Wednesday, LeadingAge Vice President of Housing Policy Linda Couch reported that the House Appropriations Committee had adopted allocations for each of its 12 subcommittees. The Subcommittee on Transportation, Housing and Urban Development, and Related Agencies adopted an allocation that is 24% below its allocation in FY22, which Couch characterized as “painful” for housing programs.

LeadingAge previously had called the debt ceiling agreement’s move to keep federal nondefense discretionary spending flat in FY24 “insufficient.” 

“The debt ceiling deals’ two years of spending caps were already terrible for the older adults, but this new, even more outrageous, step would be catastrophic,” Sloan said. “The well-documented, dramatic rise in homelessness among older adults will only increase if policymakers neglect affordable housing funding.”

Reducing HUD appropriations to FY22 levels could cut all new Section 202 Supportive Housing for the Elderly housing builds and service coordinator grants, rob 87,000 very low income older adults of Section 8 Project-Based Rental Assistance, and rescind Housing Choice Vouchers from 350,000 older adults, she said.

“It’s unconscionable in the United States for our leaders to abandon the most vulnerable older adults by stripping funding for life-saving housing programs,” Sloan said. “If reasonable lawmakers don’t intervene, millions of low-income older adults in affordable housing communities around the country will suffer needlessly.”
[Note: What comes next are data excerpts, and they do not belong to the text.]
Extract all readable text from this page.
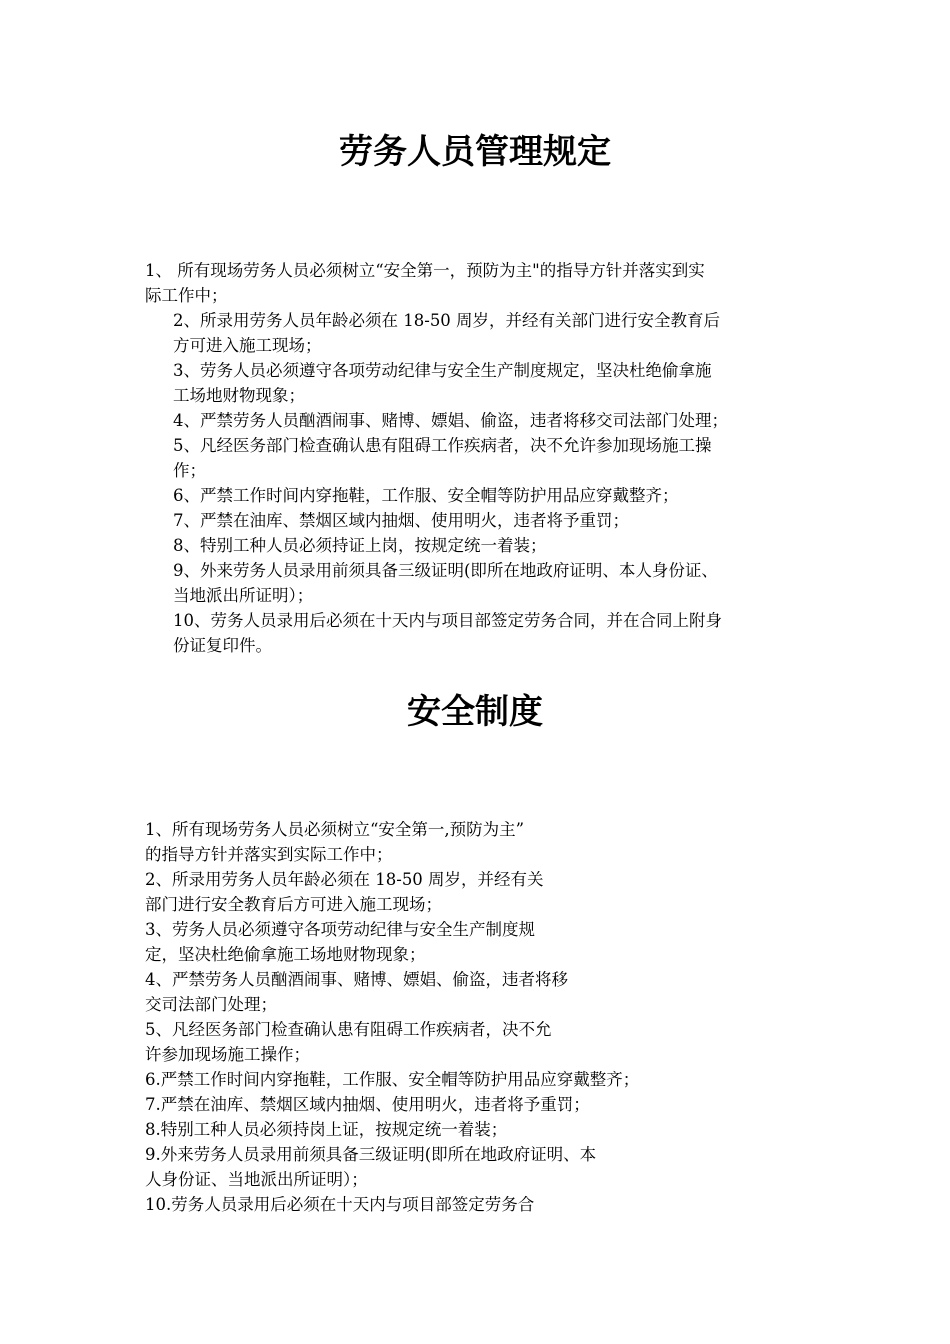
劳务人员管理规定
1、 所有现场劳务人员必须树立“安全第一，预防为主"的指导方针并落实到实
际工作中；
2、所录用劳务人员年龄必须在 18-50 周岁，并经有关部门进行安全教育后
方可进入施工现场；
3、劳务人员必须遵守各项劳动纪律与安全生产制度规定，坚决杜绝偷拿施
工场地财物现象；
4、严禁劳务人员酗酒闹事、赌博、嫖娼、偷盗，违者将移交司法部门处理；
5、凡经医务部门检查确认患有阻碍工作疾病者，决不允许参加现场施工操
作；
6、严禁工作时间内穿拖鞋，工作服、安全帽等防护用品应穿戴整齐；
7、严禁在油库、禁烟区域内抽烟、使用明火，违者将予重罚；
8、特别工种人员必须持证上岗，按规定统一着装；
9、外来劳务人员录用前须具备三级证明(即所在地政府证明、本人身份证、
当地派出所证明）；
10、劳务人员录用后必须在十天内与项目部签定劳务合同，并在合同上附身
份证复印件。
安全制度
1、所有现场劳务人员必须树立“安全第一,预防为主”
的指导方针并落实到实际工作中；
2、所录用劳务人员年龄必须在 18-50 周岁，并经有关
部门进行安全教育后方可进入施工现场；
3、劳务人员必须遵守各项劳动纪律与安全生产制度规
定，坚决杜绝偷拿施工场地财物现象；
4、严禁劳务人员酗酒闹事、赌博、嫖娼、偷盗，违者将移
交司法部门处理；
5、凡经医务部门检查确认患有阻碍工作疾病者，决不允
许参加现场施工操作；
6.严禁工作时间内穿拖鞋，工作服、安全帽等防护用品应穿戴整齐；
7.严禁在油库、禁烟区域内抽烟、使用明火，违者将予重罚；
8.特别工种人员必须持岗上证，按规定统一着装；
9.外来劳务人员录用前须具备三级证明(即所在地政府证明、本
人身份证、当地派出所证明）；
10.劳务人员录用后必须在十天内与项目部签定劳务合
In testimony before the Appropriations Subcommittee on Transportation, HUD and Related agencies in April, HUD Secretary Marcia Fudge said that maintaining funding at FY22 levels would make it “impossible to stave off mass evictions.”

LeadingAge is calling on Congress to:

  • Provide full renewal funding for Section 202 Project Rental Assistance Contracts and service coordinator grants and Section 8 PBRA, affordable senior housing and housing for people with disabilities.
  • Expand the supply of new Section 202 homes.
  • Expand the number of service coordinators in HUD-assisted senior housing communities.
  • Provide funding to preserve Section 202 PRACs going through Rental Assistance Demonstration conversion.

Another victim of the debt ceiling deal, which is clawing back approximately $28 billion in unspent and uncommitted COVID-19-related funding, was the Provider Relief Fund established under the Coronavirus Aid, Relief, and Economic Security (CARES) Act.